Vers trois heures, on était au Pont-de-Bois. Il restait à franchir le goulet d’Arises, passage devenu méconnaissable par l’amoncellement des neiges. En sondant le terrain à chaque pas, on arrive enfin à l’endroit où le chemin en corniche longe le précipice. « Après un temps d’arrêt pour nous bien reconnaître, dit M. de Nansouty, je distingue un petit chêne, un coudrier et un églantier ayant encore ses feuilles, qui se trouvent sur le bord même du sentier, et que je reconnais parfaitement. Je les indique à Brau comme points de direction en lui recommandant de faire tous ses efforts pour les conserver à sa droite. Nous sommes passés à 25 centimètres de l’églantier, et je vous avoue sincèrement que j’ai eu froid dans le dos. »

A quatre heures et demie, on se trouvait devant une cabane fermée et abandonnée. M. de. Nansouty souffrait horriblement de crampes dans le haut des jambes, et ne pouvait plus marcher qu’en se faisant faire des ligatures très serrées à l’aide de deux courroies. Il aurait voulu passer la nuit dans cette cabane ; mais il eût fallu, pour y entrer, enfoncer la porte ou briser la fenêtre. On reprit, par les pentes, le chemin de la route thermale, que l’on atteignit à huit heures du soir. A partir de ce moment, il y eut de fréquens éclairs, et la neige nouvelle émettait une lueur phosphorescente bleu clair, surtout lorsqu’on la remuait. En arrivant à Gripp à une heure du matin, tout le monde était accablé par la fatigue et tiraillé par la faim. On avait mis seize heures à faire un trajet qui en demande trois en été. A l’hôtellerie de Gripp, les trois voyageurs trouvèrent enfin de quoi souper et dormir.

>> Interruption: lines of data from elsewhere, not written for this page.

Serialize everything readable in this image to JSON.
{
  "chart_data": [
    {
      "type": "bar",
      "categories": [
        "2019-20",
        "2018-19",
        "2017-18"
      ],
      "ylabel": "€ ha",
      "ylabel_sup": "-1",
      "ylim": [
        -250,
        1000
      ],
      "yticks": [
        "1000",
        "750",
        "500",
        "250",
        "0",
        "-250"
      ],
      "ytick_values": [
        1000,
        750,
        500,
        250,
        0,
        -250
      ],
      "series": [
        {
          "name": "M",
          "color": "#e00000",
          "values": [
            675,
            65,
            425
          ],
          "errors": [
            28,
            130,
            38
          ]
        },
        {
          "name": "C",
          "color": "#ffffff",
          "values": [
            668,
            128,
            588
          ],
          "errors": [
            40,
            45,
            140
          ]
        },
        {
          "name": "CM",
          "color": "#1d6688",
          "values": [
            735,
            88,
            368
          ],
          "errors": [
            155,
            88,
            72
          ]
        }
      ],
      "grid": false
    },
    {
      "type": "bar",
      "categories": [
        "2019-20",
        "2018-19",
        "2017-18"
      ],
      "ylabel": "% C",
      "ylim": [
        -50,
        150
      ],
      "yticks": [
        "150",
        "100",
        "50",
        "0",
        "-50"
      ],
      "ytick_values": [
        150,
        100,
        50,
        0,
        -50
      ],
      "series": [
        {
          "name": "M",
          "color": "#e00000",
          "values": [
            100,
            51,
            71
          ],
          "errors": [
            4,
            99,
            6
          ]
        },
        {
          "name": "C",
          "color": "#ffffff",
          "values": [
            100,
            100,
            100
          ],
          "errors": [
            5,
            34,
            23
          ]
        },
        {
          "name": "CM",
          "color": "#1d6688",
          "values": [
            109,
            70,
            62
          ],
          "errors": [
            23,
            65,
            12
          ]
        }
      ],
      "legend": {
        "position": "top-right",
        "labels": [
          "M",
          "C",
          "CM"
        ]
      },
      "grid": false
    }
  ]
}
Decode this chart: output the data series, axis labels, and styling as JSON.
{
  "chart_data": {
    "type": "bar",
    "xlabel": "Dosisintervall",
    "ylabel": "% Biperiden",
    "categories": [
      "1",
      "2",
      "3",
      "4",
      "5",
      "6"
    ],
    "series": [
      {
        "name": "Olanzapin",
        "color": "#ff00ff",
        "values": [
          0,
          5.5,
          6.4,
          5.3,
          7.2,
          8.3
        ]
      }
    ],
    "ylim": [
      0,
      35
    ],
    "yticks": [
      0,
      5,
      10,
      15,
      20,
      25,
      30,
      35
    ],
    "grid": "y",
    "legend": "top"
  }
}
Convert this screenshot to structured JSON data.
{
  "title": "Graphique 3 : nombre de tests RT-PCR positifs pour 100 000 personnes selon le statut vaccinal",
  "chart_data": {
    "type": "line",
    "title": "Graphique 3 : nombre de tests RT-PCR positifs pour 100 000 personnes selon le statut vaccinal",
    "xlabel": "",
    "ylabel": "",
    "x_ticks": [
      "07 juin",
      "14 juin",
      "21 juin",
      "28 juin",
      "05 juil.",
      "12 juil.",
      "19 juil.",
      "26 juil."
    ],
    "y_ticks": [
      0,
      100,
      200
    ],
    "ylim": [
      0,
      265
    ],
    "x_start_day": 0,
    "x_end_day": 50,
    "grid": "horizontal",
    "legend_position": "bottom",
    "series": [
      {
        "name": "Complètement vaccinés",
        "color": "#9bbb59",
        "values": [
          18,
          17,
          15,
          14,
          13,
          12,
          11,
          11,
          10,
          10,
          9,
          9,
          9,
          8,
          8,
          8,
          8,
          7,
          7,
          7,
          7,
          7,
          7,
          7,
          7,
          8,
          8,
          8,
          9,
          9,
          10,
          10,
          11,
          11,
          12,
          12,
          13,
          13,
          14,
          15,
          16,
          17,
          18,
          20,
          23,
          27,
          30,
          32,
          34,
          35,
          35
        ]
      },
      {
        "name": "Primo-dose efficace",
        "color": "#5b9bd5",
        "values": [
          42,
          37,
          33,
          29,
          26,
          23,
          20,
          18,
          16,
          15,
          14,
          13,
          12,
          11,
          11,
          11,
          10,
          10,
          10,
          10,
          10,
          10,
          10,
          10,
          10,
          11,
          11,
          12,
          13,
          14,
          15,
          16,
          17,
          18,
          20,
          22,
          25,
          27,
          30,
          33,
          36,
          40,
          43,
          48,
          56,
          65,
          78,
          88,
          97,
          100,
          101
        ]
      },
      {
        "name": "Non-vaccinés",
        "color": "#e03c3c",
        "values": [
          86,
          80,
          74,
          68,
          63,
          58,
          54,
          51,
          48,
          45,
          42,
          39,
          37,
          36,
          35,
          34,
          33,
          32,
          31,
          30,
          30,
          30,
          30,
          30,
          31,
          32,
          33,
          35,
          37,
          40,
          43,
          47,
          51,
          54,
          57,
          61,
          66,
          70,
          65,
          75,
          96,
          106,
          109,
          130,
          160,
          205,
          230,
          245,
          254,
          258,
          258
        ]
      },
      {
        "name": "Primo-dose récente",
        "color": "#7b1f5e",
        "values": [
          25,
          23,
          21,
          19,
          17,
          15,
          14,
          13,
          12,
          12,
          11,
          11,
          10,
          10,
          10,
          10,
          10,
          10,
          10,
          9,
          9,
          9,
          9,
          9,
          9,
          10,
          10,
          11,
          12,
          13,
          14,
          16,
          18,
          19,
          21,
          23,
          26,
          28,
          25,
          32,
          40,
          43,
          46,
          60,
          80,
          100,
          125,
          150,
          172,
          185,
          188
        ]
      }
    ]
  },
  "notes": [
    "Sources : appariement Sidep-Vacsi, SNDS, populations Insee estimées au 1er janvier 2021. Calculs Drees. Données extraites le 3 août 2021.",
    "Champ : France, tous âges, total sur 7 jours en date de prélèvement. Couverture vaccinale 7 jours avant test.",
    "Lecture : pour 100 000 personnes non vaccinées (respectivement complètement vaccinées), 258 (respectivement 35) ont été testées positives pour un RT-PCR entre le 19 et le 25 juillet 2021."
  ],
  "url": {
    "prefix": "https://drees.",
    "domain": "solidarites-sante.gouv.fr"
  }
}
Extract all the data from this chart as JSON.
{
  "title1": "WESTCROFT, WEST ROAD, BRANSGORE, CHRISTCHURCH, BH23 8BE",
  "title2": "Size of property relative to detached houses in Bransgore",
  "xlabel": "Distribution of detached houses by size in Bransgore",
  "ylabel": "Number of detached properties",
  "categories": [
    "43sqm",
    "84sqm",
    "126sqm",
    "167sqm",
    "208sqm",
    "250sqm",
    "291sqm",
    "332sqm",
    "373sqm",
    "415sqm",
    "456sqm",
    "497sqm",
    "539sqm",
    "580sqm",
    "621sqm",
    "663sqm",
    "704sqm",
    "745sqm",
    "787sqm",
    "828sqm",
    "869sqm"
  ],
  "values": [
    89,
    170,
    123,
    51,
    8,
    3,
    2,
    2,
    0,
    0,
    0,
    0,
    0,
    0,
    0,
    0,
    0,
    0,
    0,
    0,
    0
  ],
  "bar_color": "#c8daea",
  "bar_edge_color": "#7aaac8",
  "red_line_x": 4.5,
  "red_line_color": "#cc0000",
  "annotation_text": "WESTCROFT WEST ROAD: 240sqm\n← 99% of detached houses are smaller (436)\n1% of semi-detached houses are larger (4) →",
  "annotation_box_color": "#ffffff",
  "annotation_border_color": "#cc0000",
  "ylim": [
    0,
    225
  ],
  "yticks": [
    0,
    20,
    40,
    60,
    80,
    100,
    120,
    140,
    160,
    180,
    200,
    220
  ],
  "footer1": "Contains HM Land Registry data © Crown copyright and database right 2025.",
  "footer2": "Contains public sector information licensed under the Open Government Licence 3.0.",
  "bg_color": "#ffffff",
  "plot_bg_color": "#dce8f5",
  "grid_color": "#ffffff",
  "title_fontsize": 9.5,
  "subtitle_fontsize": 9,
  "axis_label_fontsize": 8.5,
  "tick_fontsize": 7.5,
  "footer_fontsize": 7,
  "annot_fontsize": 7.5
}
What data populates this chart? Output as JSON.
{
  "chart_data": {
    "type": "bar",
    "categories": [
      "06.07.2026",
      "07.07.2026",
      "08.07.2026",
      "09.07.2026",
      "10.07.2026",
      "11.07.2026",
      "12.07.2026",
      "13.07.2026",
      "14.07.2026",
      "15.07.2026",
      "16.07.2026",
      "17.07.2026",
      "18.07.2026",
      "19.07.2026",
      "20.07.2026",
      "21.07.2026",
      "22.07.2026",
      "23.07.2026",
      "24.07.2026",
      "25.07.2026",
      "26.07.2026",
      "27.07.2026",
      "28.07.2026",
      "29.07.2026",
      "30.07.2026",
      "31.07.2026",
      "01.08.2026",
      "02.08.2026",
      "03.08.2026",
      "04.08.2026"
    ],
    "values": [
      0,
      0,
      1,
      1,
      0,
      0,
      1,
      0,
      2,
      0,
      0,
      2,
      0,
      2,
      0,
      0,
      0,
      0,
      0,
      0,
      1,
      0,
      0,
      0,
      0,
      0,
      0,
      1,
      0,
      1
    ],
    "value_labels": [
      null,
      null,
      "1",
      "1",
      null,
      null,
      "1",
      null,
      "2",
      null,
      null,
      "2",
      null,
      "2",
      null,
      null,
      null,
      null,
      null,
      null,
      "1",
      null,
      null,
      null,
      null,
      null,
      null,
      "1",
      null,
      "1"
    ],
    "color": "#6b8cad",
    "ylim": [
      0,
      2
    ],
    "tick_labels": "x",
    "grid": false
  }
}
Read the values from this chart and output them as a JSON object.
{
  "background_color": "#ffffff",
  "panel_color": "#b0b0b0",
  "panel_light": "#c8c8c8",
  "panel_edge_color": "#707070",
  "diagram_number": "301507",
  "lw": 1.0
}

Dès le 1er juin 1875, M. de Nansouty et l’observateur s’étaient de nouveau internés à l’hôtellerie pour l’hiver entier. Quelques jours plus tard, ils étaient en mesure de donner une preuve de l’utilité de leur poste avancé, car le 22 juin, à la veille des perturbations atmosphériques qui devaient amener tant de désastres sur le midi de la France, ils purent transmettre aux communes les plus proches et jusqu’à Tarbes des avis qui seraient arrivés à destination plus tôt, si on avait eu un fil électrique sous la main.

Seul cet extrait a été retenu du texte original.